TL;DR: Using metadata, it is relatively easy to find out very intimate information about a person. Therefore it is good to assume that any data in a system is covered by the GDPR. (And if you want to see me go deeper into this, join the HoT69 conference on May 26th!)
GDPR is the new data privacy law that will come into force in the end of May 2018. It’s a neat law that in the best of worlds will help ordinary users to regain control over their data.
A central question for the GDPR is that all Personally Identifiable Information (PII) about a person is owned by that person, and must be protected. But what is PII?
Last year I hosted a panel on GDPR, and in the beginning I asked all of the panelists whether data from an internet connected outlet should be regarded as PII. All but one said no. At the end, after 30 minutes of discussion, all agreed that Yes, data about electric consumption can definitely be regarded as Personally Identifiable Information.
Funny enough, the word doesn’t even exist in the legislation. The GDPR instead puts it like this:
To determine whether a natural person is identifiable, account should be taken of all the means reasonably likely to be used, such as singling out, either by the controller or by another person to identify the natural person directly or indirectly. To ascertain whether means are reasonably likely to be used to identify the natural person, account should be taken of all objective factors, such as the costs of and the amount of time required for identification, taking into consideration the available technology at the time of the processing and technological developments. (GDPR Recital 26)
Ok, quotes in legal language aren’t usually helping much. Let’s take an example.
What does my air conditioner know about me?
An indoors climate control system usually has three sensors in order to function. It needs to know the temperature, the humidity and the CO2 levels. Without the two first the indoors climate may be too cold, too warm, too dry or too humid. The latter, CO2, will cause headache and tiredness.
A human emits heat, humidity and carbon dioxide in different amounts depending on what they do so by measuring these three we can find out:
- How many people (and who) are in the house?
- When do they come home?
- In what room are they?
- When and how long do they shower?
- When, how long and how well do they sleep?
- What’s their level of activity?
Hang on, that last point is interesting.

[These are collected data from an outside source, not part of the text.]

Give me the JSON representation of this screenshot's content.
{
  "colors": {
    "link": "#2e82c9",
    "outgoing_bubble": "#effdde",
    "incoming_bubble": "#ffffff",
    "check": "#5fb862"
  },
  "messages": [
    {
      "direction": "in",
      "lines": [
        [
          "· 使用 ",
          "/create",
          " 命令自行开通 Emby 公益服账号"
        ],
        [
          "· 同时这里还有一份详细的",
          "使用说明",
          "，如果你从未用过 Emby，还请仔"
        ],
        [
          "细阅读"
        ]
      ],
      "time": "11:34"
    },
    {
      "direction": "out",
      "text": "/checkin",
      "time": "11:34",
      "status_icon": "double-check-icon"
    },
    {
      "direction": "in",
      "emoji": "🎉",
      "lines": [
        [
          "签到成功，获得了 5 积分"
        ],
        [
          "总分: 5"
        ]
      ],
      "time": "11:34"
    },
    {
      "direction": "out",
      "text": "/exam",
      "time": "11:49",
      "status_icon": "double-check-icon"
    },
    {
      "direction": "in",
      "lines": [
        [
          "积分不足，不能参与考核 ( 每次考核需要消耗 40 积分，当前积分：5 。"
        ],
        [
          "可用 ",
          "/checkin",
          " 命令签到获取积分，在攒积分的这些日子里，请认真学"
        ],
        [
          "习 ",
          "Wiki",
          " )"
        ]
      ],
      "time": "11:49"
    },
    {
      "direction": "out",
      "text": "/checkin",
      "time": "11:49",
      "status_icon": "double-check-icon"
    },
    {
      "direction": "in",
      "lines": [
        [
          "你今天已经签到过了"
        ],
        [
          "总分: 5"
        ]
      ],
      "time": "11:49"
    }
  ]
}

A body that is excercising is showing a very characteristic peak in temperature (body heat), humidity (sweat) and CO2 (rest product of combustion). If you have ever been at a gym at the end of box class you know what I mean.

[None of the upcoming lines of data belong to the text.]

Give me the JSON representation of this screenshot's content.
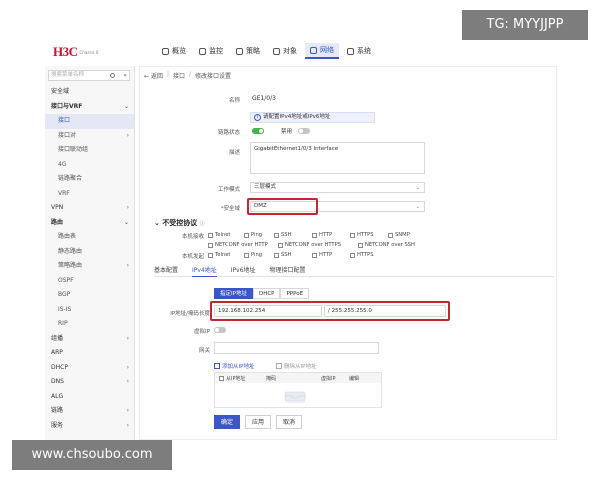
{
  "watermarks": {
    "top": "TG: MYYJJPP",
    "bottom": "www.chsoubo.com"
  },
  "header": {
    "logo_text": "H3C",
    "logo_sub": "Chassis 6",
    "nav": [
      {
        "label": "概览",
        "icon": "overview-icon",
        "active": false
      },
      {
        "label": "监控",
        "icon": "monitor-icon",
        "active": false
      },
      {
        "label": "策略",
        "icon": "policy-icon",
        "active": false
      },
      {
        "label": "对象",
        "icon": "object-icon",
        "active": false
      },
      {
        "label": "网络",
        "icon": "network-icon",
        "active": true
      },
      {
        "label": "系统",
        "icon": "system-icon",
        "active": false
      }
    ]
  },
  "sidebar": {
    "search_placeholder": "搜索菜单名称",
    "items": [
      {
        "label": "安全域",
        "level": 0,
        "chevron": ""
      },
      {
        "label": "接口与VRF",
        "level": 0,
        "chevron": "⌄",
        "bold": true
      },
      {
        "label": "接口",
        "level": 1,
        "chevron": "",
        "active": true
      },
      {
        "label": "接口对",
        "level": 1,
        "chevron": "›"
      },
      {
        "label": "接口联动组",
        "level": 1,
        "chevron": ""
      },
      {
        "label": "4G",
        "level": 1,
        "chevron": ""
      },
      {
        "label": "链路聚合",
        "level": 1,
        "chevron": ""
      },
      {
        "label": "VRF",
        "level": 1,
        "chevron": ""
      },
      {
        "label": "VPN",
        "level": 0,
        "chevron": "›"
      },
      {
        "label": "路由",
        "level": 0,
        "chevron": "⌄",
        "bold": true
      },
      {
        "label": "路由表",
        "level": 1,
        "chevron": ""
      },
      {
        "label": "静态路由",
        "level": 1,
        "chevron": ""
      },
      {
        "label": "策略路由",
        "level": 1,
        "chevron": "›"
      },
      {
        "label": "OSPF",
        "level": 1,
        "chevron": ""
      },
      {
        "label": "BGP",
        "level": 1,
        "chevron": ""
      },
      {
        "label": "IS-IS",
        "level": 1,
        "chevron": ""
      },
      {
        "label": "RIP",
        "level": 1,
        "chevron": ""
      },
      {
        "label": "组播",
        "level": 0,
        "chevron": "›"
      },
      {
        "label": "ARP",
        "level": 0,
        "chevron": ""
      },
      {
        "label": "DHCP",
        "level": 0,
        "chevron": "›"
      },
      {
        "label": "DNS",
        "level": 0,
        "chevron": "›"
      },
      {
        "label": "ALG",
        "level": 0,
        "chevron": ""
      },
      {
        "label": "链路",
        "level": 0,
        "chevron": "›"
      },
      {
        "label": "服务",
        "level": 0,
        "chevron": "›"
      }
    ]
  },
  "breadcrumb": {
    "back": "← 返回",
    "items": [
      "接口",
      "修改接口设置"
    ]
  },
  "form": {
    "name_label": "名称",
    "name_value": "GE1/0/3",
    "tip": "请配置IPv4地址或IPv6地址",
    "link_state_label": "链路状态",
    "toggle_on_text": "开",
    "disable_label": "禁用",
    "desc_label": "描述",
    "desc_value": "GigabitEthernet1/0/3 Interface",
    "work_mode_label": "工作模式",
    "work_mode_value": "三层模式",
    "zone_label": "*安全域",
    "zone_value": "DMZ"
  },
  "protocols": {
    "title": "不受控协议",
    "rows": [
      {
        "label": "本机接收",
        "items": [
          "Telnet",
          "Ping",
          "SSH",
          "HTTP",
          "HTTPS",
          "SNMP"
        ]
      },
      {
        "label": "",
        "items": [
          "NETCONF over HTTP",
          "NETCONF over HTTPS",
          "NETCONF over SSH"
        ]
      },
      {
        "label": "本机发起",
        "items": [
          "Telnet",
          "Ping",
          "SSH",
          "HTTP",
          "HTTPS"
        ]
      }
    ]
  },
  "tabs": [
    "基本配置",
    "IPv4地址",
    "IPv6地址",
    "物理接口配置"
  ],
  "ipv4": {
    "ip_label": "IP地址",
    "modes": [
      "指定IP地址",
      "DHCP",
      "PPPoE"
    ],
    "active_mode": 0,
    "addr_label": "IP地址/掩码长度",
    "ip_value": "192.168.102.254",
    "mask_value": "/ 255.255.255.0",
    "virtual_ip_label": "虚拟IP",
    "gateway_label": "网关",
    "add_secondary": "添加从IP地址",
    "delete_secondary": "删除从IP地址",
    "table_headers": [
      "从IP地址",
      "掩码",
      "虚拟IP",
      "编辑"
    ]
  },
  "actions": {
    "ok": "确定",
    "apply": "应用",
    "cancel": "取消"
  },
  "colors": {
    "accent": "#3b56c7",
    "highlight": "#c2262e",
    "toggle_on": "#43b349",
    "brand": "#c8102e"
  }
}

That means that your air conditioner can reliably determine when you’re using your indoors treadmill.
Your air conditioner can also determine when you’re having sex, how many people are involved and in what room they are doing it.
More more information into this kind of research, see Johan Broddfelt’s excellent talk.

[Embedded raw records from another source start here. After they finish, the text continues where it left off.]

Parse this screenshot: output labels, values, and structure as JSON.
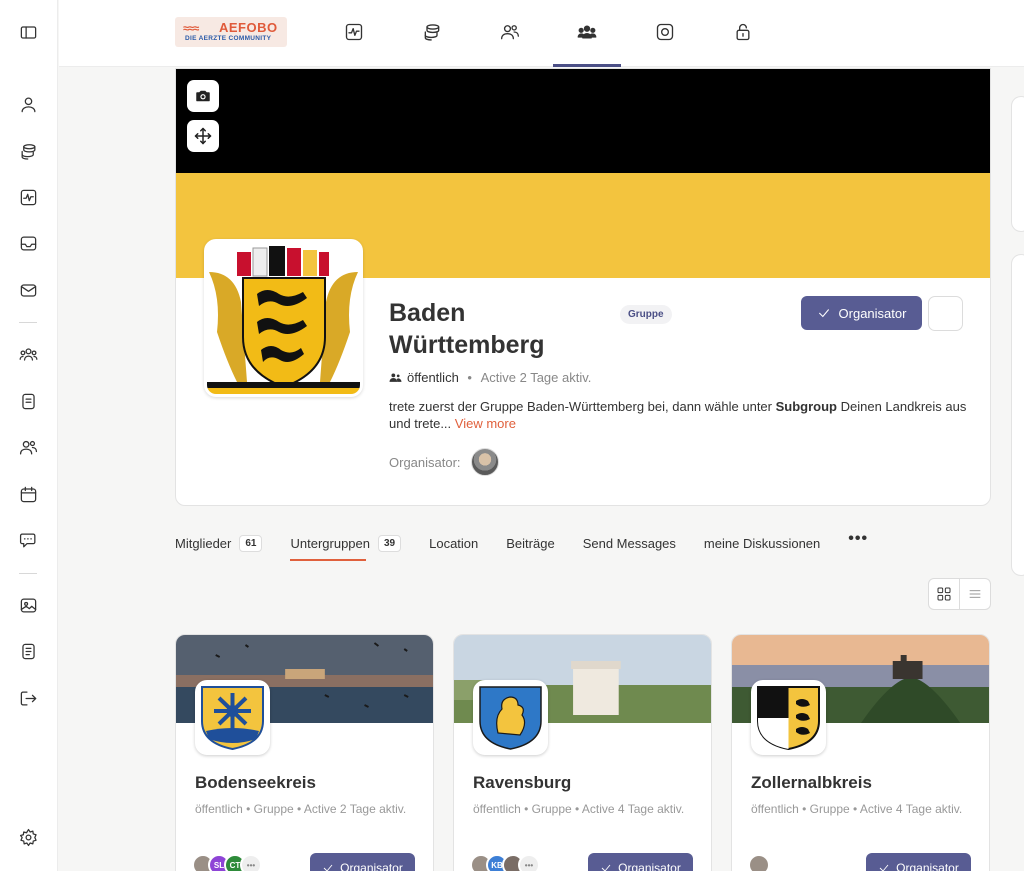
{
  "header": {
    "logo_brand": "AEFOBO",
    "logo_tagline": "DIE AERZTE COMMUNITY"
  },
  "rail_icons": [
    "sidebar-toggle-icon",
    "profile-icon",
    "coins-icon",
    "activity-icon",
    "inbox-icon",
    "mail-icon",
    "groups-icon",
    "document-icon",
    "friends-icon",
    "calendar-icon",
    "chat-icon",
    "photos-icon",
    "notes-icon",
    "logout-icon",
    "settings-icon"
  ],
  "group": {
    "name": "Baden Württemberg",
    "type_badge": "Gruppe",
    "join_button": "Organisator",
    "visibility": "öffentlich",
    "activity": "Active 2 Tage aktiv.",
    "description_pre": "trete zuerst der Gruppe Baden-Württemberg bei, dann wähle unter ",
    "description_bold": "Subgroup",
    "description_post": " Deinen Landkreis aus und trete...",
    "view_more": "View more",
    "organizer_label": "Organisator:",
    "cover_colors": {
      "top": "#000000",
      "bottom": "#f3c43e"
    }
  },
  "tabs": [
    {
      "label": "Mitglieder",
      "count": "61"
    },
    {
      "label": "Untergruppen",
      "count": "39",
      "active": true
    },
    {
      "label": "Location"
    },
    {
      "label": "Beiträge"
    },
    {
      "label": "Send Messages"
    },
    {
      "label": "meine Diskussionen"
    },
    {
      "label": "•••"
    }
  ],
  "subgroups": [
    {
      "name": "Bodenseekreis",
      "meta": "öffentlich  •  Gruppe  •  Active 2 Tage aktiv.",
      "button": "Organisator",
      "member_initials": [
        "",
        "SL",
        "CT",
        "•••"
      ]
    },
    {
      "name": "Ravensburg",
      "meta": "öffentlich  •  Gruppe  •  Active 4 Tage aktiv.",
      "button": "Organisator",
      "member_initials": [
        "",
        "KB",
        "",
        "•••"
      ]
    },
    {
      "name": "Zollernalbkreis",
      "meta": "öffentlich  •  Gruppe  •  Active 4 Tage aktiv.",
      "button": "Organisator",
      "member_initials": [
        ""
      ]
    }
  ],
  "colors": {
    "accent": "#585c93",
    "link": "#e0603c"
  }
}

In many cases this information is collected and sent to a central server for further processing by the company. Sometimes this information is handed to another company.
Often the connection is not following good design principles and is thus trivially hacked. A quick search on Shodan, the search engine for the Internet of Things, reveals 301 internet facing HVAC systems (=Heating, Ventilation, Air Conditioner). For a malicious hacker or a penetration tester with permission, these are desirable targets.
Collecting lots and lots of data raises a number of ethical concerns.
- A company will know very intimate details about your life style and pattern.
- The company will be obliged to protect this data thoroughly.
- Information that is collected and stored can be subject of subpoenas from the state.
- The air conditioner will collect data on people who are under the age of 18.
- Presenting the data to the end user may enable distrust and domestic abuse.
As a product owner, it might be a good idea to weigh the risk and rewards of collecting and retaining this data.
Rounding up, what can we deduce from this?
With just a few parameters at our disposal (address or billing data, CO2, temperature and humidity) it is possible to plot a person’s lifestyle. Processing of this data can be automated.
The analysis is within reach for an interested hobbyist, a malicious hacker or an employed developer to perform. Therefore, data from an air conditioner, as well as almost all other data trails we leave behind, should be regarded as Personally Identifiable Information.